Que 15 funcionarios fuertemente
armados saquen de su oficina a un alcalde (re)electo o que un oficial de
policía mate a quemarropa a un joven por estar en una manifestación opositora,
no son hechos que ocurran en una democracia.
Al igual que en diversos momentos
del pasado reciente, muchos en Venezuela se preguntan qué más tiene que pasar
para que haya un ‘consenso’ sobre la dictadura que se vive en el país.
Opositores, más cercanos a las posturas de Leopoldo López y María Corina
Machado, exigen del resto de dirigentes críticos del gobierno una postura clara
y sin tapujos, pero ni Henrique Capriles ni Jesús Torrealba, Secretario
Ejecutivo de la MUD, hablan con claridad de una dictadura. ¿Por qué?

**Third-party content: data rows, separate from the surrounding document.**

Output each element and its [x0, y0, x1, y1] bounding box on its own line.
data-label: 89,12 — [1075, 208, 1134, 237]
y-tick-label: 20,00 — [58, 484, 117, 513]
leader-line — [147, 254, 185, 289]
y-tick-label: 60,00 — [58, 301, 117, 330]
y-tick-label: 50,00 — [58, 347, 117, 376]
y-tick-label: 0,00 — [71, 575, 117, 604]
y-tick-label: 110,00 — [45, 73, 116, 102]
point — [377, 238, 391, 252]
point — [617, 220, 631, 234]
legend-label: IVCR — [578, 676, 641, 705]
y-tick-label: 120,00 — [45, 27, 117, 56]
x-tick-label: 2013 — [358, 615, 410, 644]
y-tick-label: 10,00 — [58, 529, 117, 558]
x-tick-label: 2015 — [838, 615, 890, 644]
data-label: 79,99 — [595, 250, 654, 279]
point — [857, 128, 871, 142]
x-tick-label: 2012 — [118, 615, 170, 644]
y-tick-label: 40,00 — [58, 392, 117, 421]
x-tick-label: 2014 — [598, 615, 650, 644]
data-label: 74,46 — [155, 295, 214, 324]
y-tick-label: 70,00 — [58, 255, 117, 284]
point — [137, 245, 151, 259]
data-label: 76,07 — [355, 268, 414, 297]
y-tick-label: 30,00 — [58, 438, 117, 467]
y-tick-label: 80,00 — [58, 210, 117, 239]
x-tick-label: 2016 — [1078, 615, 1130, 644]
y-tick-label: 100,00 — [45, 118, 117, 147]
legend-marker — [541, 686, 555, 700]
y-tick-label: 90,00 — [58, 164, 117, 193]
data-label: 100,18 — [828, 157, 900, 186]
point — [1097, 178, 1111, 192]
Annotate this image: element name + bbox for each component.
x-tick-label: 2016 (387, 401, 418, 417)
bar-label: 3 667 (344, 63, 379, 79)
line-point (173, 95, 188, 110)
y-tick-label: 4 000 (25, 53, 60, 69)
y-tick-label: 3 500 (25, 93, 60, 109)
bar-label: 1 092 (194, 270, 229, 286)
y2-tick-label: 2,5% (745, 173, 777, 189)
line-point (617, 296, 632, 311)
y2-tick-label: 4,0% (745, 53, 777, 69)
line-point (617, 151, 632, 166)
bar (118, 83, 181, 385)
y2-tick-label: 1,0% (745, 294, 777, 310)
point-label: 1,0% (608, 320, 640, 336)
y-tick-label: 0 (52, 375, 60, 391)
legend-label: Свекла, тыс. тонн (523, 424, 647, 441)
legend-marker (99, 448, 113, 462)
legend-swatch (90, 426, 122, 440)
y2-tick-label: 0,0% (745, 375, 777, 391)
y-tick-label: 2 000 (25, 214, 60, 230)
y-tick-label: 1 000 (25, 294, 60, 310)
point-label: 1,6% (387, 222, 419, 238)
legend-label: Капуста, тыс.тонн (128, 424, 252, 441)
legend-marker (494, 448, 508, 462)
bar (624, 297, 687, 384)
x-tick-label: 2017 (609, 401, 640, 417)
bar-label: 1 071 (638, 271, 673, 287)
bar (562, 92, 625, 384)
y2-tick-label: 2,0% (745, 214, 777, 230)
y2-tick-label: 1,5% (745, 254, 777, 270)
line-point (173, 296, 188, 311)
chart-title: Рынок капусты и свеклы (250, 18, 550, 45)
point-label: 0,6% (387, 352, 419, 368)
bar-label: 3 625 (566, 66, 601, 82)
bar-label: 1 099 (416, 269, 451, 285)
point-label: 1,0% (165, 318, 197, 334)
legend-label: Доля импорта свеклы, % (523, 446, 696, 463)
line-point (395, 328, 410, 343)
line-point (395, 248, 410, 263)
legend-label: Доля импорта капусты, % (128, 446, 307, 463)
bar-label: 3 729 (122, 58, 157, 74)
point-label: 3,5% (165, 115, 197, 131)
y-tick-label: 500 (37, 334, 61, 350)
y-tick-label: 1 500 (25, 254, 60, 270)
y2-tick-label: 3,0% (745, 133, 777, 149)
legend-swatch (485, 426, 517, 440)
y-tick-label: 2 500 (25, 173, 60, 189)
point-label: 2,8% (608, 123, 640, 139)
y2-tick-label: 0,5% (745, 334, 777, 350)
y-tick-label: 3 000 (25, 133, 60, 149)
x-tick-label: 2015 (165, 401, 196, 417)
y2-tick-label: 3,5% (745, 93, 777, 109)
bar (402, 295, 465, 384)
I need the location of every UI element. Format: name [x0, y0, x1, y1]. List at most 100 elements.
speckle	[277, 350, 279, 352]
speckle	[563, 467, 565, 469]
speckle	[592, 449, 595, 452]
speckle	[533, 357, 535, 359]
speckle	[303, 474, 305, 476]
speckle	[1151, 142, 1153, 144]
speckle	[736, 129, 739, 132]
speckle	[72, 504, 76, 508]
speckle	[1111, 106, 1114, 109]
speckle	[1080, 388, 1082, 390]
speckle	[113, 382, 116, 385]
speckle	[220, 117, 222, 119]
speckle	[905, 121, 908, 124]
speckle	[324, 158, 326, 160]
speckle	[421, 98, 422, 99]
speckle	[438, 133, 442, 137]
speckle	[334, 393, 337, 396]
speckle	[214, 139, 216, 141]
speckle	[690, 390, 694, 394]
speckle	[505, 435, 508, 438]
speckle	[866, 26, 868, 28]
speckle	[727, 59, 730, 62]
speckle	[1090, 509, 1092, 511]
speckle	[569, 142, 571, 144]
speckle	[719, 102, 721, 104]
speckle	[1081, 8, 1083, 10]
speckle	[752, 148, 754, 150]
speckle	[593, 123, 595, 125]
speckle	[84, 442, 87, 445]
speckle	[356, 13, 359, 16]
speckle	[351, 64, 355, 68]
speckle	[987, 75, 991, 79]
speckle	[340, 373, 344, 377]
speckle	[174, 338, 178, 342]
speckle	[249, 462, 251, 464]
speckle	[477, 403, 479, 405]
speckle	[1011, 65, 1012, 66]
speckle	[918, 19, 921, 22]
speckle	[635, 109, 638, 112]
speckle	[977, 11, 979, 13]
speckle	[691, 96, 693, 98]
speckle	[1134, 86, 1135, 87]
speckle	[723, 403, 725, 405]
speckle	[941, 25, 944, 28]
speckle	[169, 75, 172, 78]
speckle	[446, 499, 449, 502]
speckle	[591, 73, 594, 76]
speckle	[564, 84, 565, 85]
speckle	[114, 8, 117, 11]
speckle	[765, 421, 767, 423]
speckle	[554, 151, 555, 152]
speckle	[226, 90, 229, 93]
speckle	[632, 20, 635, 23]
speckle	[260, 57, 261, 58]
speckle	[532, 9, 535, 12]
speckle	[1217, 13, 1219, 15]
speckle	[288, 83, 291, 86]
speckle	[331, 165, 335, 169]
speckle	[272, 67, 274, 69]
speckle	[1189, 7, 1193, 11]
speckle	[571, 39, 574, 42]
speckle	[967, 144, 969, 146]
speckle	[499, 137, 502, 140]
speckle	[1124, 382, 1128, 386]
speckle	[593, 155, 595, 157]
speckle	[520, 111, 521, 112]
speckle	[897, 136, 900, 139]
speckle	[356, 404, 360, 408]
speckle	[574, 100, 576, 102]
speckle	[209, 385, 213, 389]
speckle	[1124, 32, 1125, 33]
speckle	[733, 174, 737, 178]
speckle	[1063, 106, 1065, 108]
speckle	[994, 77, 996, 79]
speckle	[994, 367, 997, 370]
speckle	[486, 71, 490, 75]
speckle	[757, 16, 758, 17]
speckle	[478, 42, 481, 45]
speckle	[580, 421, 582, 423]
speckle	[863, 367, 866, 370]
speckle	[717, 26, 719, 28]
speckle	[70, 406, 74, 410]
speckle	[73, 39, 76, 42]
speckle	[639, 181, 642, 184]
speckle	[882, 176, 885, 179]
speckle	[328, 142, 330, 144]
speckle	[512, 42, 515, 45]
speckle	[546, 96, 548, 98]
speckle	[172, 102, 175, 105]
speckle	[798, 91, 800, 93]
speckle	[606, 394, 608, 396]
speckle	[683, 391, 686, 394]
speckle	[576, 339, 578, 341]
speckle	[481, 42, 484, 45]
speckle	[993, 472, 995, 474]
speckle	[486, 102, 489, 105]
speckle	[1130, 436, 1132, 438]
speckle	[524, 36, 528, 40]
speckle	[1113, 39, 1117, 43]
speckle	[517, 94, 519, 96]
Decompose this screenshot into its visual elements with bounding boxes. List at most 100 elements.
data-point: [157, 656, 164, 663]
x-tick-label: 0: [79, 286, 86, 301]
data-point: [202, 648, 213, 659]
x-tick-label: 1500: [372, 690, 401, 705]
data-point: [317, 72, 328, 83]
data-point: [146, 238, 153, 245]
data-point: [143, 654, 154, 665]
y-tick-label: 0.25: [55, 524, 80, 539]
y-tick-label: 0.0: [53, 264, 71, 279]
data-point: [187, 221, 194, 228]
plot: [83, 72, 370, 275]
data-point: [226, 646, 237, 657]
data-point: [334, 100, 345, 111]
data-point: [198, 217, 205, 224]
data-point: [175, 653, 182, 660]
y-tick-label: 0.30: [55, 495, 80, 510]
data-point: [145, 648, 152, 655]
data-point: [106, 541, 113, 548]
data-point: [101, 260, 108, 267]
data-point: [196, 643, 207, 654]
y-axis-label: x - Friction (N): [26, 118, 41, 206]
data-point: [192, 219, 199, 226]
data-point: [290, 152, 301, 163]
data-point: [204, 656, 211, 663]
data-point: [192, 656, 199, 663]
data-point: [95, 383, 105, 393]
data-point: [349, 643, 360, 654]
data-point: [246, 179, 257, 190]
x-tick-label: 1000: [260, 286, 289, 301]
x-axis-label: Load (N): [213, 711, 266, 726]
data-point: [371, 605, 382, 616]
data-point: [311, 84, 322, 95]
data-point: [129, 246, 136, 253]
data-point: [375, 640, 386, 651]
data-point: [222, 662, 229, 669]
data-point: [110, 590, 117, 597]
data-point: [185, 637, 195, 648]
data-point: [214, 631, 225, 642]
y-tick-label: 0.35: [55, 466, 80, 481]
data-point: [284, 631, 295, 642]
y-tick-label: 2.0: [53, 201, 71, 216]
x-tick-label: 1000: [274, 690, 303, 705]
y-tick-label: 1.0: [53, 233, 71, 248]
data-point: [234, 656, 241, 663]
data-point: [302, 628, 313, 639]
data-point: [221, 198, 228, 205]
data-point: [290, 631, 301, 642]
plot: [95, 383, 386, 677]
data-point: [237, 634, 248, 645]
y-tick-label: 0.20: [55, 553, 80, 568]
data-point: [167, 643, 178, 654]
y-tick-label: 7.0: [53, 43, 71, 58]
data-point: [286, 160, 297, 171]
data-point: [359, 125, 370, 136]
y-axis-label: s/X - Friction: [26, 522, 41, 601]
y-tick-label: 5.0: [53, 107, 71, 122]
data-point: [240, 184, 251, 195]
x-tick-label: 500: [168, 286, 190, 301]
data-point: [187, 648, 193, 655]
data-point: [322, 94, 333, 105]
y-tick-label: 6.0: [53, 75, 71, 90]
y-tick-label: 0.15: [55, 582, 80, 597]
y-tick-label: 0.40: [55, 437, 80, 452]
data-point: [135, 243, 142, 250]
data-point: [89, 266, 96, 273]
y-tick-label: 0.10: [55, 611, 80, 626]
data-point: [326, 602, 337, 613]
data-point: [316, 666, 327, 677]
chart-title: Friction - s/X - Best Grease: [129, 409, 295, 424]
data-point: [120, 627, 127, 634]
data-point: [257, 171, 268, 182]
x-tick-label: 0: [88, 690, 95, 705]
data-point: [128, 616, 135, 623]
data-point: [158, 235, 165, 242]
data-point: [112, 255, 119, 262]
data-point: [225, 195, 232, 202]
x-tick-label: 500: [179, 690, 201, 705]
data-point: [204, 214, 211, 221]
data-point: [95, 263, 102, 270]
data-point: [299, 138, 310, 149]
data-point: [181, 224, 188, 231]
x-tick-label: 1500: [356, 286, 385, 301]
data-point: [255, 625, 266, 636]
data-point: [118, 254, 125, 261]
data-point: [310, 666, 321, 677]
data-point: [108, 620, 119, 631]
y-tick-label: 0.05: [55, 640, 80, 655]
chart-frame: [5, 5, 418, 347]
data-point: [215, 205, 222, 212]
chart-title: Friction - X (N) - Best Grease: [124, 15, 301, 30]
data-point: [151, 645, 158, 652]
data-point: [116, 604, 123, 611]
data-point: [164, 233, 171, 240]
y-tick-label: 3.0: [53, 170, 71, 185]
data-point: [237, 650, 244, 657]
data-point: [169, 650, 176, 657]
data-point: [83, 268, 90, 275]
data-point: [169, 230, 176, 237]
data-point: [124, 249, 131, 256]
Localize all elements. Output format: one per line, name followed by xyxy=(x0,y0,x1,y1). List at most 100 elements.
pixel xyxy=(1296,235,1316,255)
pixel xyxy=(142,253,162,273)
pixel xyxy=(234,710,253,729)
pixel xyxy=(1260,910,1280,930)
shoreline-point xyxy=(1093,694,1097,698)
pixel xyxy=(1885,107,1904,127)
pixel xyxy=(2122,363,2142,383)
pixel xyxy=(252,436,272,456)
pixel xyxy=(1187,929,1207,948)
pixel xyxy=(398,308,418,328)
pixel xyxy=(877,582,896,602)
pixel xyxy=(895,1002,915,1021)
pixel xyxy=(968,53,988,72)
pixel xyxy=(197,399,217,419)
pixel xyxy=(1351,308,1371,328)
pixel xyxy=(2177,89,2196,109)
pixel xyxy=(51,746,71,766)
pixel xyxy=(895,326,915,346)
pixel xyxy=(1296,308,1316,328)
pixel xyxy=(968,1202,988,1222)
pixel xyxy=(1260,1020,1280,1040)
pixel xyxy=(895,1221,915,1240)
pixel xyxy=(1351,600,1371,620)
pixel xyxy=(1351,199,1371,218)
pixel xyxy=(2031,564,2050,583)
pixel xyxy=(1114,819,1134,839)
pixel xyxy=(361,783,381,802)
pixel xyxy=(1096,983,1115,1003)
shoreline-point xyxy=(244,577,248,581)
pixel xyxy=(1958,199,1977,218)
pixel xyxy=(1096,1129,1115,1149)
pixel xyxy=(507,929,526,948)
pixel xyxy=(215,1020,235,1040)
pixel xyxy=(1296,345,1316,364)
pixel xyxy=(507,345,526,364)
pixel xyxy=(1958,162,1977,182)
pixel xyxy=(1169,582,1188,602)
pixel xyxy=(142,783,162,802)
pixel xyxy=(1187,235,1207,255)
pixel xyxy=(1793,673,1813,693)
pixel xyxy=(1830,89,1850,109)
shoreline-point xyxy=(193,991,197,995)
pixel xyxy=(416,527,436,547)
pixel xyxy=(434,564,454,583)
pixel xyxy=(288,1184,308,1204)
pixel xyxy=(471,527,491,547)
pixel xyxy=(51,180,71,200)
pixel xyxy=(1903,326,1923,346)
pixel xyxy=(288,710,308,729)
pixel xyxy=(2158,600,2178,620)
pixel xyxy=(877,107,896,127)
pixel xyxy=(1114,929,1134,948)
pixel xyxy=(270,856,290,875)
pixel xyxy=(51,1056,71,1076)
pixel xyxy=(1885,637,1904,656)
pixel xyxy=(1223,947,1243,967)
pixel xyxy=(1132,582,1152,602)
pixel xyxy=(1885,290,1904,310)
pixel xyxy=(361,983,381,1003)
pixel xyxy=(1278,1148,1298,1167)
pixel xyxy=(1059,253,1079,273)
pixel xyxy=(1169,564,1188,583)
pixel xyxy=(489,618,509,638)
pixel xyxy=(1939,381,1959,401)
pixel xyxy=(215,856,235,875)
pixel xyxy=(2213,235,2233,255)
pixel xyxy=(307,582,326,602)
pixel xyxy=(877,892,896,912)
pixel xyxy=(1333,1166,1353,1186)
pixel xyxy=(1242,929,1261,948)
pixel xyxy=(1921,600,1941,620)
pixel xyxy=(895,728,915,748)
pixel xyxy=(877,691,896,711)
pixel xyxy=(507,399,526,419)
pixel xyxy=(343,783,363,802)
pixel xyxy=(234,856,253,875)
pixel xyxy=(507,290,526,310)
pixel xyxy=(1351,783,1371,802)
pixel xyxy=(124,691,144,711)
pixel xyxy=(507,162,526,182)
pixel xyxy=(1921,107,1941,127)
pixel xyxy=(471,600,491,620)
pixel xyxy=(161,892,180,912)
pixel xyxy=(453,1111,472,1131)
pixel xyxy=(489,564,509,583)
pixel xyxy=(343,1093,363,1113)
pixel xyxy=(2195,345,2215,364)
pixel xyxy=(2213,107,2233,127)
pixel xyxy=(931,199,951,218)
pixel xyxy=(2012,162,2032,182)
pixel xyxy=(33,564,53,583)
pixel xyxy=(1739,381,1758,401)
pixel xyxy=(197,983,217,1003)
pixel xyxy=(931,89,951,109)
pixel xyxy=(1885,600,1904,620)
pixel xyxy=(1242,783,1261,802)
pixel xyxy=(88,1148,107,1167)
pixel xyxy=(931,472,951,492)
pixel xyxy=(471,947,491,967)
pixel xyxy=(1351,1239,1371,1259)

¿Por qué también evita hacerlo
Lilian Tintori? Quien ha llevado por el mundo el mensaje de su detenido esposo
Leopoldo López, mientras pide atención para el caso del país. ¿Por qué la
palabra dictadura no aparece siquiera en el llamado ‘Acuerdo para la
Transición?
¿Por qué se habla de gobierno
autoritario, de gobierno anti-democrático, de medidas o actitudes totalitarias
y no se dice de una vez por todas, sin rodeos, que Venezuela padece una
dictadura? ¿Por qué cada nuevo incidente (y han sido centenares desde los días
de Hugo Chávez) nos lleva a repetir que ‘al gobierno se le está cayendo la
careta’ pero no nos atrevemos a confirmar que hace años se le cayó por
completo?
Recientemente una amiga me dijo
sobre tal debate: “No se lucha de la misma forma contra una dictadura que
contra una democracia”. Y tiene razón.
No es lo mismo asumir que lo que
está enfrente es una dictadura, y actuar en base a ello, que enfrentar a un
gobierno autoritario, con actitudes dictatoriales, con intenciones totalitarias
y demás eufemismos utilizados recientemente, pero con algún vestigio de
democracia.
En países con arraigadas
dictaduras, con pretendidas elecciones de partido único, donde la oposición
está abiertamente ilegalizada y los medios de comunicación en pleno cerrados,
no se piensa en una solución electoral o en un cambio constitucional para cambiar
al gobierno. No se pide una simple renuncia o se grita por cierta solidaridad
internacional. Los objetivos son distintos, y por lo general violentos, porque
dentro y fuera de estos países se reconoce la total inexistencia de cualquier
rasgo democrático.
En Venezuela, a pesar de las
denuncias sin pruebas de Nicolás Maduro, ningún grupo o dirigente opositor está
buscando algo así. Desde el planteamiento de una nueva Constitución, la
solicitud a la renuncia del mandatario o la participación en las elecciones
parlamentarias, todos los métodos opositores están en la Constitución y las
leyes venezolanas, y todas son estrategias que se espera den resultado en una
democracia, por muy golpeada que esté.
Asumirse en dictadura y actuar en
base a ello tiene el costo altísimo de dejar de lado cualquier estrategia usada
por todo sector de la oposición en los últimos años, y requeriría actuaciones
mucho más extremas con resultados probablemente mucho más dolorosos (y
negativos) de los muy duros vividos en los últimos meses.
Si se grita en consenso que hay
dictadura, hay que enterrar la opción electoral, renunciar a todo cargo que se
tenga en el Estado (concejales, alcaldes, gobernadores, legisladores estadales
y diputados), dejar de lado convocatorias a marchas y olvidarse de que a
cualquier detenido se le cumplirán los más básicos de los derechos.
Las vinculaciones con el resto
del mundo también deberían ser diferentes, con el problema añadido de que los
gobiernos y organismos, que todavía no lucen muy convencidos de la barbarie que
sufre Venezuela, tendrían también que dar el paso de considerar al gobierno
chavista una dictadura, y empezar a dar respuestas en base a ello. De lo
contrario la oposición, que ha ganado un terreno diplomático importante en los
últimos meses, correría el riesgo de desprestigiarse mundialmente como lo
estuvo hasta el año 2006.
¿Por qué entonces se evita hablar
de dictadura cuando todos los indicios nos dicen claramente que (hace rato y
cada vez más) el país no vive en democracia? Porque el precio de actuar en
consecuencia a tal declaración es demasiado alto y arriesga tener un final
todavía peor al que hoy nos atrevemos a vislumbrar.